So at work today, as usual, I had a lot of trouble getting productive. This whole "burnt out" thang's been hitting me hard. Anyways, after last night (where I had to disable some of the checks in one of my "monitoring" scripts because the on-call admin was going numb from his cell phone going off all night) I sat down to come up with a better way. It's been an interesting learning experience, this project. More importantly - for the first time I felt myself really getting into working, after plunking away at it for a few hours. Once I finally figured out what I wanted to do, I was able to slowly ramp up until I was actually working at a decent pace towards the end and accomplishing something. I even stayed an hour later than usual (after making sure my dad was positive he'd be back in time to pick up my sons) to finish it and test it and make sure it worked.
The "project" is a log checker. We have a centralized syslog server, so all of the syslog messages from all of our machines hit one box.
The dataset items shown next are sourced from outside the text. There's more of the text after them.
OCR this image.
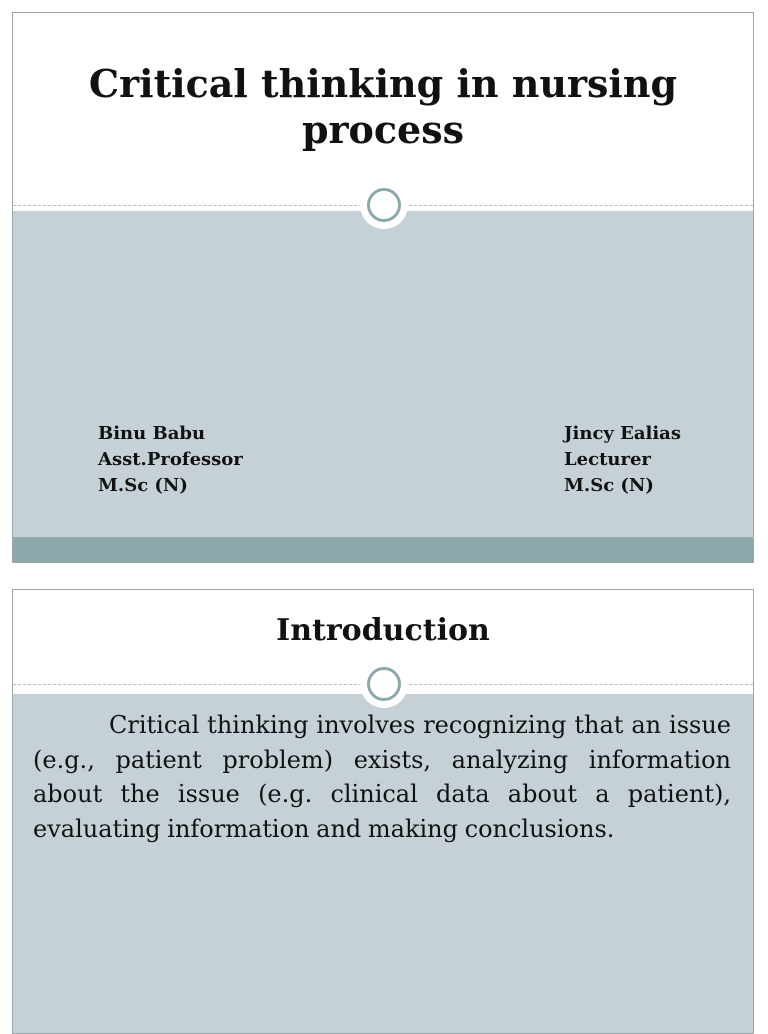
Critical thinking in nursing process
Binu Babu
Asst.Professor
M.Sc (N)
Jincy Ealias
Lecturer
M.Sc (N)
Introduction

Critical thinking involves recognizing that an issue (e.g., patient problem) exists, analyzing information about the issue (e.g. clinical data about a patient), evaluating information and making conclusions.
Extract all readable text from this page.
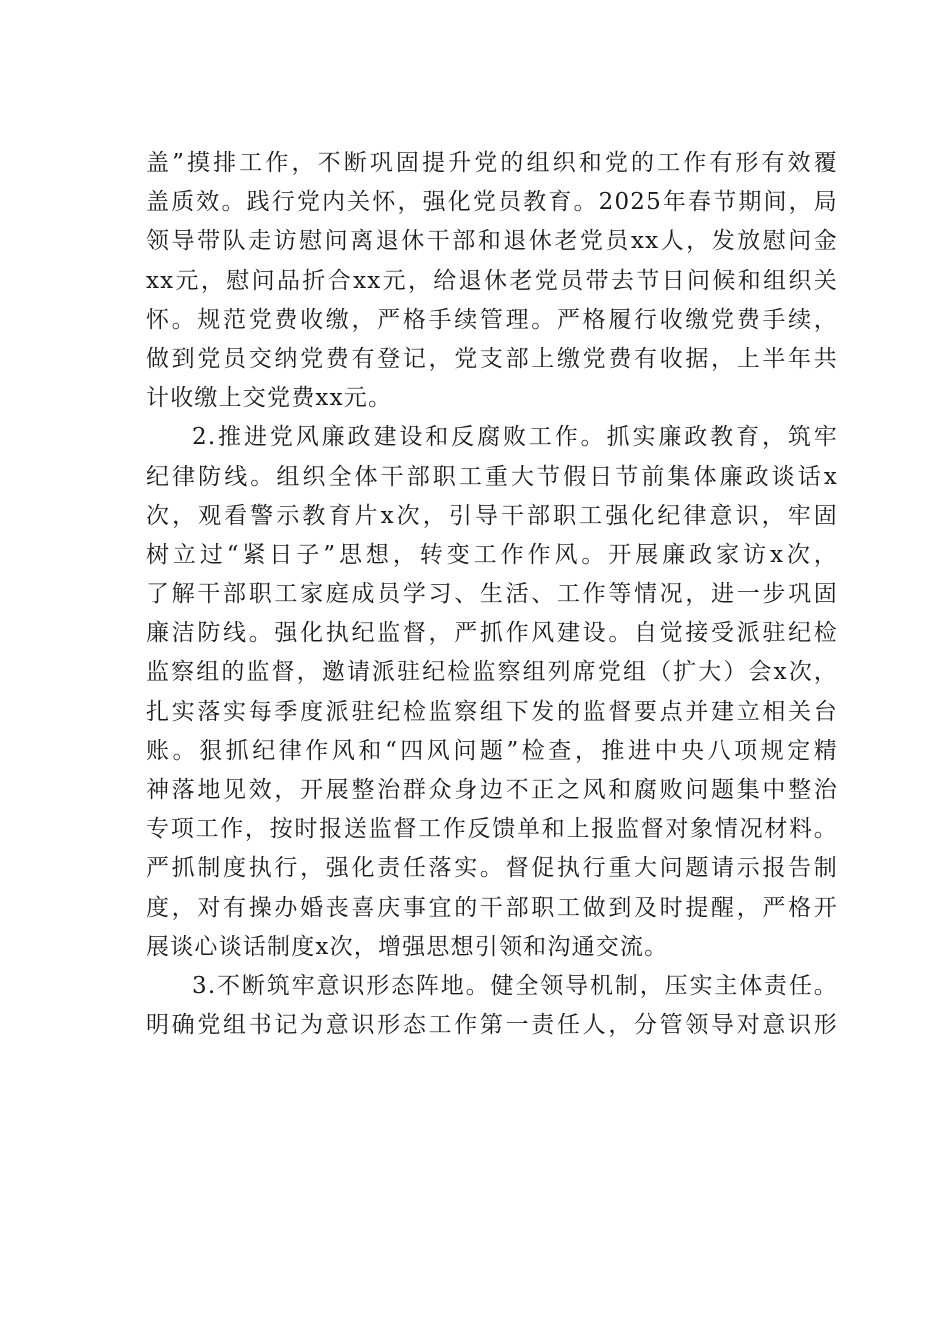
盖”摸排工作，不断巩固提升党的组织和党的工作有形有效覆
盖质效。践行党内关怀，强化党员教育。2025年春节期间，局
领导带队走访慰问离退休干部和退休老党员xx人，发放慰问金
xx元，慰问品折合xx元，给退休老党员带去节日问候和组织关
怀。规范党费收缴，严格手续管理。严格履行收缴党费手续，
做到党员交纳党费有登记，党支部上缴党费有收据，上半年共
计收缴上交党费xx元。
2.推进党风廉政建设和反腐败工作。抓实廉政教育，筑牢
纪律防线。组织全体干部职工重大节假日节前集体廉政谈话x
次，观看警示教育片x次，引导干部职工强化纪律意识，牢固
树立过“紧日子”思想，转变工作作风。开展廉政家访x次，
了解干部职工家庭成员学习、生活、工作等情况，进一步巩固
廉洁防线。强化执纪监督，严抓作风建设。自觉接受派驻纪检
监察组的监督，邀请派驻纪检监察组列席党组（扩大）会x次，
扎实落实每季度派驻纪检监察组下发的监督要点并建立相关台
账。狠抓纪律作风和“四风问题”检查，推进中央八项规定精
神落地见效，开展整治群众身边不正之风和腐败问题集中整治
专项工作，按时报送监督工作反馈单和上报监督对象情况材料。
严抓制度执行，强化责任落实。督促执行重大问题请示报告制
度，对有操办婚丧喜庆事宜的干部职工做到及时提醒，严格开
展谈心谈话制度x次，增强思想引领和沟通交流。
3.不断筑牢意识形态阵地。健全领导机制，压实主体责任。
明确党组书记为意识形态工作第一责任人，分管领导对意识形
I wrote a script that reads the new syslog entry every 5 minutes, parses through them, dumping most, and sorting the rest by type and machine that sent them and then inserting them into a db table. It also will send email-notifications, either individual emails (for the more critical matches) or aggregate emails (i.e. one big email summarizing the past x minutes worth of matches) for the less important matches. Now, you can also "squelch" notifications, so if a certain machine is paging out a lot you can tell it to temporarily stop sending the emails (but it still will record the entries into the database).
Every night it summarizes that day's worth of entries and puts them into a long-term history table, so we can see longer historical trends. It keeps 7 days of detailed reports and the historical report table grows indefinitely (we can trim it by hand as needed).
It matches w/ full perl regexps, and as I get around to it will support more than just email. It already does "heartbeats" - i.e. every machine logs a certain entry to the syslog server, and if it hasn't seen one of those heartbeats for an hour (they're stored in their own db table, and updated rather than having dupes inserted) then it will page out about it so we know the machine is either down or its syslog or cron daemons are having problems.
It's got some nice features, and because it's all stored in a db it's easy to get to the data and do things with it. I also designed it to be fairly fault tolerant - there's a lot of error checking, and in case something goes wrong it errs on the side of safety. For instance if there's an error in the parser, or let's say it's killed halfway through parsing the latest entries, it will stop running and email out errors until it's fixed. Same thing if the db can't be reached. That way nothing will be lost - once the problem has been fixed, it'll catch up inserting the matches into the db from there.
Anyways, it's getting a little bigger and bloatier and more confusing as time goes on, as features are requested and added, but it still works pretty well and isn't that messy yet. I worked hard on commenting everything and trying to keep things neat (everything uses strict and -w, for instance, and I subroutine any blocks of code that repeat). It's far from perfect but I'm pretty happy with it.
Anyways... just felt like rambling about that for no reason. G'nite, all.